The move follows Rover denials late last year that the launch of the 'company saving' executive 75 would not be delayed by two months because of difficulties meeting BMW quality standards. At the time the company said that while customers should be able to order the 75 from March, a spokesman declined to say when the vehicles would be delivered. It had originally been expected that the 75 would be launched in March.
In a response to those reports a Rover spokesman at the North American International Auto Show in Detroit said: 'We'll have cars in the showrooms for customers to try in May and deliveries will be starting in June.' Industry analysts say that although delays over quality issues are not unusual, any hold-up at Rover could cause further financial difficulties for the company.
The spokesman added: 'We are having some problems meeting quality levels which are far higher than for any previous Rover model and it is proving difficult for us to achieve the targets we've been set by the parent company with the resources at our disposal. 'The specialists are advising us.

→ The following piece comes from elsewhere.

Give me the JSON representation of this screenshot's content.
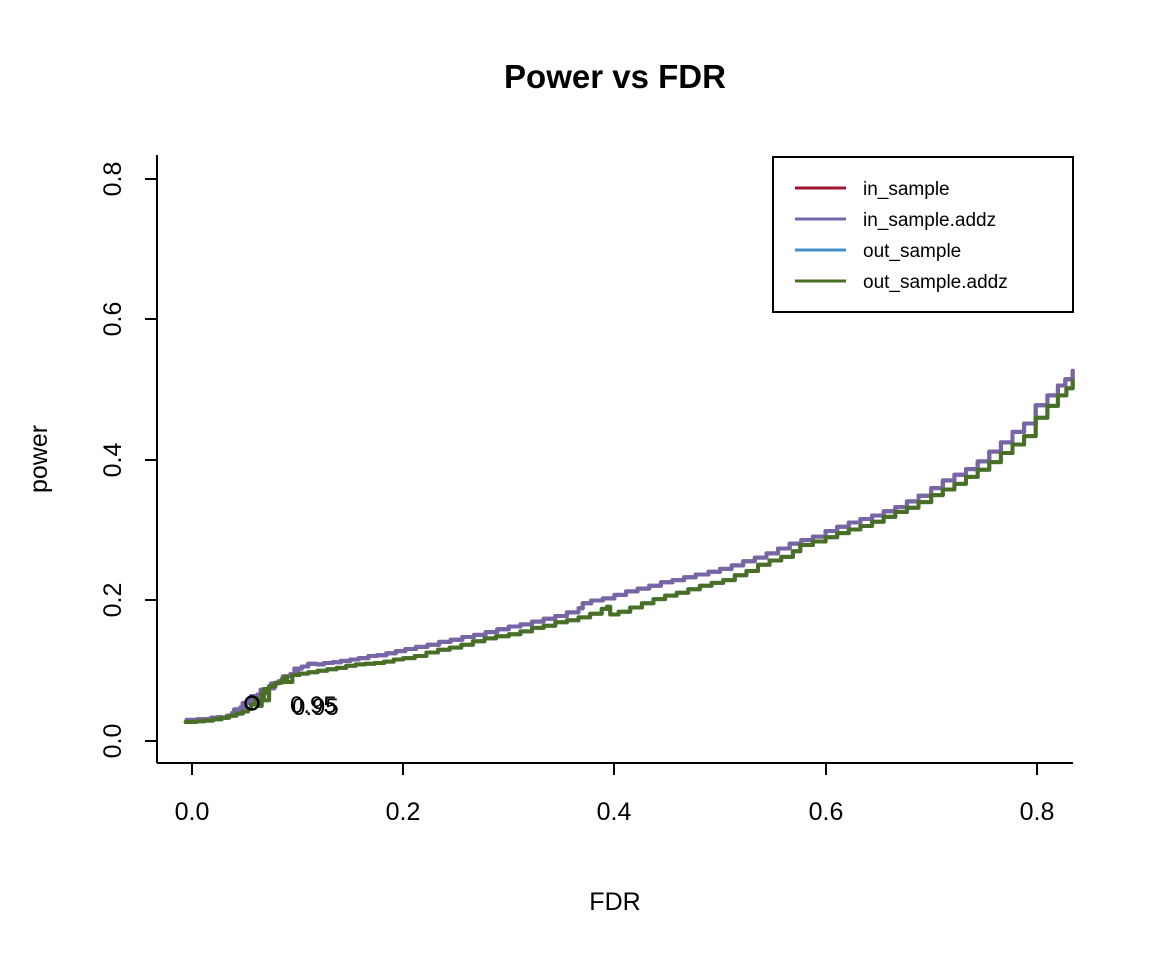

They're helping in a consultative capacity and giving us the benefit of their experience.'
And he revealed that another group of engineers was being sent to Cowley to help man other specialist jobs which the company has been unable to fill after advertising across the Midlands. Speaking at the show as the Land Rover Discovery was making its debut in the North American market, he said the teams were normally based at Dingolfing, the 3-series factory regarded by BMW as sister plant to Rover Oxford, which has just been substantially upgraded at a cost of £300 million for the introduction of the 75.